SMRs and AMRs

Tuesday, March 22, 2016

Beyond the catchphrase

The pain and intransigence of obsessive-compulsive disorder motivates researchers plumbing its depths.

Story by Amy Ellis Nutt, WashPost

The computer screen and joystick are similar to those used with many virtual-reality games. It’s just that at the New York State Psychiatric Institute, the players compete while lying inside a highly sensitive MRI scanner.

The frontier in mental illness treatment: In the struggle over the future of psychiatry, researchers look deep within the brain to understand mental illness and find new therapeutic tools.

In one challenge, the youths maneuver through a maze of corridors, searching for bright green dollar signs. Another tests their ability to recognize an error on the screen. All the while, the scanner is photographing “slices” of their brains. The ultimate reward is far more than a game: In the first clinical trial of its kind, those multi-band images are mapping the unknown territory of obsessive-compulsive disorder.

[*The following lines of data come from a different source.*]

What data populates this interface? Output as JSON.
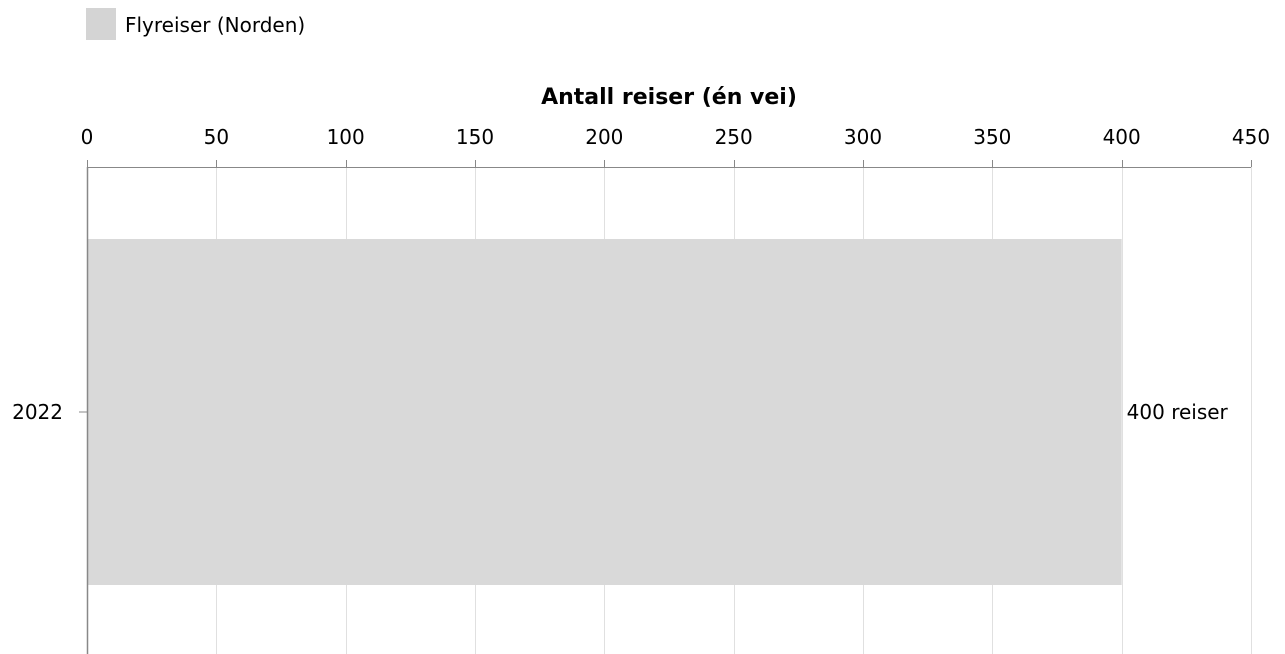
{
  "colors": {
    "bar": "#d9d9d9",
    "legend_swatch": "#d4d4d4",
    "grid": "#e0e0e0",
    "axis": "#888888"
  },
  "legend": {
    "label": "Flyreiser (Norden)"
  },
  "chart_data": {
    "type": "bar",
    "orientation": "horizontal",
    "categories": [
      "2022"
    ],
    "series": [
      {
        "name": "Flyreiser (Norden)",
        "values": [
          400
        ]
      }
    ],
    "data_labels": [
      "400 reiser"
    ],
    "xlabel": "Antall reiser (én vei)",
    "ylabel": "",
    "xlim": [
      0,
      450
    ],
    "x_ticks": [
      0,
      50,
      100,
      150,
      200,
      250,
      300,
      350,
      400,
      450
    ],
    "x_tick_labels": [
      "0",
      "50",
      "100",
      "150",
      "200",
      "250",
      "300",
      "350",
      "400",
      "450"
    ],
    "x_axis_position": "top",
    "grid": true,
    "legend_position": "top-left"
  }
}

The goal of psychologist Rachel Marsh is to uncover what goes wrong in the brain circuits of people with OCD, among the most intransigent of mental conditions. But the institute, part of Columbia University Medical Center, is probing on multiple fronts. Several investigators are tracking an intriguing but often overlooked neurochemical in patients. And still others are studying an antibiotic commonly used to treat acne, which they hope could be one of the missing pieces of the agonizing OCD puzzle.